[e2e] Reacting to corruption based loss

Fri Jun 10 09:09:03 PDT 2005

Note that one of the major storage-systems vendors has for some years used a
modified TCP for the same reason -- improved fast-LAN performance.  I don't
recall seeing its loss behavior, but I did see it completely ignore receive
windows!  They were irrelevant to how the very fast end systems were designed
to buffer I/O data.

Alex

Rik Wade wrote:
> 
> On 7/06/2005, at 7:22 PM, Michael Welzl wrote:
> > This point has been raised several times: how exactly should
> > a sender react to corruption? I fully agree that continuing
> > to send at a high rate isn't a good idea.
> > [...]
> > So, why don't we just decide for a pragmatic approach instead
> > of waiting endlessly for a research solution that we can't come
> > up with? Why don't we simply state that the reaction to corruption
> > has to be: "reduce the rate by multiplying it with 7/8"?
> >
> > Much like the TCP reduction by half, it may not be the perfect
> > solution (Jacobson actually mentions that the reduction by half
> > is "almost certainly too large" in his congavoid paper), but
> > it could be a way to get us forward.
> >
> > ...or is there a reasonable research method that can help us
> > determine the ideal reaction to corruption, irrespective of
> > the cause?
> 
> I did some work on this as part of my PhD several years ago. A
> summary of the work was published as:
> 
> R.Wade, M.Kara, P.M.Dew. "Proposed Modifications to TCP Congestion
> Control for High Bandwidth and Local Area Networks.". Appeared in
> "Proceedings of the 6th IEEE Conference on Telecommunications
> (ICT'98)", July 1998.
> (Paper available for download from http://www.rikwade.com)
> 
> At the time, I was working with 155Mb/s ATM and Fast Ethernet, and
> looking at the performance of TCP congestion avoidance algorithms
> over such networks. My thoughts were along the lines of those
> mentioned elsewhere in this thread - why should TCP make such a large
> reduction in its window size if loss was only due to a single ATM
> cell drop, or corruption elsewhere in the stack.
> 
> The proposal in our paper was to maintain a weighted history of the
> congestion window size and to attempt to use this value when
> perceived loss was encountered.
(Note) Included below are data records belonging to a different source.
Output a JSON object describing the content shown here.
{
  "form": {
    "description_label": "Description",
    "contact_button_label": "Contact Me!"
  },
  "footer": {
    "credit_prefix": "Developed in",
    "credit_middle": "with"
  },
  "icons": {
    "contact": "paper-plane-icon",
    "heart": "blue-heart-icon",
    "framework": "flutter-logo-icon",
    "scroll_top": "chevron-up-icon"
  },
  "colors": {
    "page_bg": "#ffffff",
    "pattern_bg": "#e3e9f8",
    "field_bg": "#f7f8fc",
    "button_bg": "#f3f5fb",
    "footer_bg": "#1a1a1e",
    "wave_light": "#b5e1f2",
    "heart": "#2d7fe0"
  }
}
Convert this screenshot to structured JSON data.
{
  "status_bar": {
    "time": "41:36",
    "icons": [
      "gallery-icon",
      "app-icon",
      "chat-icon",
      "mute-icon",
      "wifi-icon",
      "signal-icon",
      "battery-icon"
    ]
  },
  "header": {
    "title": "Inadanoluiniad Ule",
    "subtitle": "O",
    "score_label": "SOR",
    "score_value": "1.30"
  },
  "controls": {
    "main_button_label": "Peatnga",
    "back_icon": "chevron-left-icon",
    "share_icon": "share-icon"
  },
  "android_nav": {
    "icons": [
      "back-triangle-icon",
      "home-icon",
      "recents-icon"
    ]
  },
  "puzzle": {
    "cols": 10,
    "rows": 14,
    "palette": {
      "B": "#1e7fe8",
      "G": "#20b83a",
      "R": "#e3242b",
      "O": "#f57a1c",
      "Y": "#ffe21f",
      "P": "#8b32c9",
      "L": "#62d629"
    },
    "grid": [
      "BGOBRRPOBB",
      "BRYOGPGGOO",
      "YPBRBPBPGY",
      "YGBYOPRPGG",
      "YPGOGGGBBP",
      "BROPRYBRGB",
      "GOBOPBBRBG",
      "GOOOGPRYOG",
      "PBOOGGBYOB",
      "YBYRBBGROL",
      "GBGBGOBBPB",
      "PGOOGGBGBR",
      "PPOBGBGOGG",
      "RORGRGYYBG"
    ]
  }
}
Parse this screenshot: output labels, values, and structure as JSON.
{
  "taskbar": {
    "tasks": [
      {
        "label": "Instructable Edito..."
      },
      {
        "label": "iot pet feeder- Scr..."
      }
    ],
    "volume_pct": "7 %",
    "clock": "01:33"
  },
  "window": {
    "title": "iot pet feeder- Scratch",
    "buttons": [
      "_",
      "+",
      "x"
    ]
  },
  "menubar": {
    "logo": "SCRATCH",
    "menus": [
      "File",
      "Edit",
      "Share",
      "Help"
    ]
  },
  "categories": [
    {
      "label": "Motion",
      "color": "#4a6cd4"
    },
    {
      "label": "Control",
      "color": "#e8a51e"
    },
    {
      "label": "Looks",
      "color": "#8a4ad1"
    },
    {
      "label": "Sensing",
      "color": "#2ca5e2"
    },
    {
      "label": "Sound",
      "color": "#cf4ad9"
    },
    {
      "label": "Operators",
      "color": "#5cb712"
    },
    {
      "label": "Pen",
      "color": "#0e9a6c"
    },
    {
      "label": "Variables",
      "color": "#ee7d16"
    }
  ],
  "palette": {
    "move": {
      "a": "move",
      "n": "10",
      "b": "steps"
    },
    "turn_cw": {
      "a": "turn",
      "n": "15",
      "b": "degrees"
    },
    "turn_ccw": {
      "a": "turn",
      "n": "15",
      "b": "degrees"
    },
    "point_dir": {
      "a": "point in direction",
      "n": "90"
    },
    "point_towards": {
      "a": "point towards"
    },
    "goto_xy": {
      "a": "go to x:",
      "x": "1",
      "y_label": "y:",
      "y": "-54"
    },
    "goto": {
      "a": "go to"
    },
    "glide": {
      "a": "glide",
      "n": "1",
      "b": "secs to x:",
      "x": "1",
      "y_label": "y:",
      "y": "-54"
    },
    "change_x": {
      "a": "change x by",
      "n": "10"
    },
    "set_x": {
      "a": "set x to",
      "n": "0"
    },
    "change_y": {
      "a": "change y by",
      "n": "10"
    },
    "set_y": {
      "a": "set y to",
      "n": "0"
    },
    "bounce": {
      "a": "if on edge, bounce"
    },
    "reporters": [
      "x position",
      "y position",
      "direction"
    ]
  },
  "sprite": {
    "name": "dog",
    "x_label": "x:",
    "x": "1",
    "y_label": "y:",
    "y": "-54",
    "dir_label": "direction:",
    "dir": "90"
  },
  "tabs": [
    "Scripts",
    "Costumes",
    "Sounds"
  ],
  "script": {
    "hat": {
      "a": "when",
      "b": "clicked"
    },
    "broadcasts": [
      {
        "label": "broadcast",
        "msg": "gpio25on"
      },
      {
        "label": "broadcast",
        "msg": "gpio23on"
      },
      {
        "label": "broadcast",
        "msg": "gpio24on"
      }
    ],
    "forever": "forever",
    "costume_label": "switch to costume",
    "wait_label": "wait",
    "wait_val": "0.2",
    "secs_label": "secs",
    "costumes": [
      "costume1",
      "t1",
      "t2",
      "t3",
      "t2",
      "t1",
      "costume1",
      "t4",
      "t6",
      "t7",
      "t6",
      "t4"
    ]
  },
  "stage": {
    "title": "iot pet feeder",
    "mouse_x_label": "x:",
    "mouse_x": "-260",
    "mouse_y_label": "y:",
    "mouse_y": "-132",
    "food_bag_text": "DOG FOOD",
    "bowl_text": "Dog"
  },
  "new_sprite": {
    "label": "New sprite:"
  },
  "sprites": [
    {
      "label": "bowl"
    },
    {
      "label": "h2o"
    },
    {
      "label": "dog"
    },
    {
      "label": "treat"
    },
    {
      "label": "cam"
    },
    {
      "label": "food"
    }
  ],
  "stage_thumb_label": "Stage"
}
If the loss was a unique event, and
> the connection was long-lived, then restart would likely be close to
> the current transmission rate, and the connection could continue as
> normal. If recurrent loss was encountered, then the algorithm
> reverted to its normal mode of operation after three (for example)
> attempts. Various values for the history weighting were simulated in
> order to evaluate whether a more, or less, aggressive approach was
> better.
> 
> I was quite happy with the results and it was a relatively simple
> modification to the Reno implementation in both Keshav's Real
> simulator and NS.
> --
> rik wade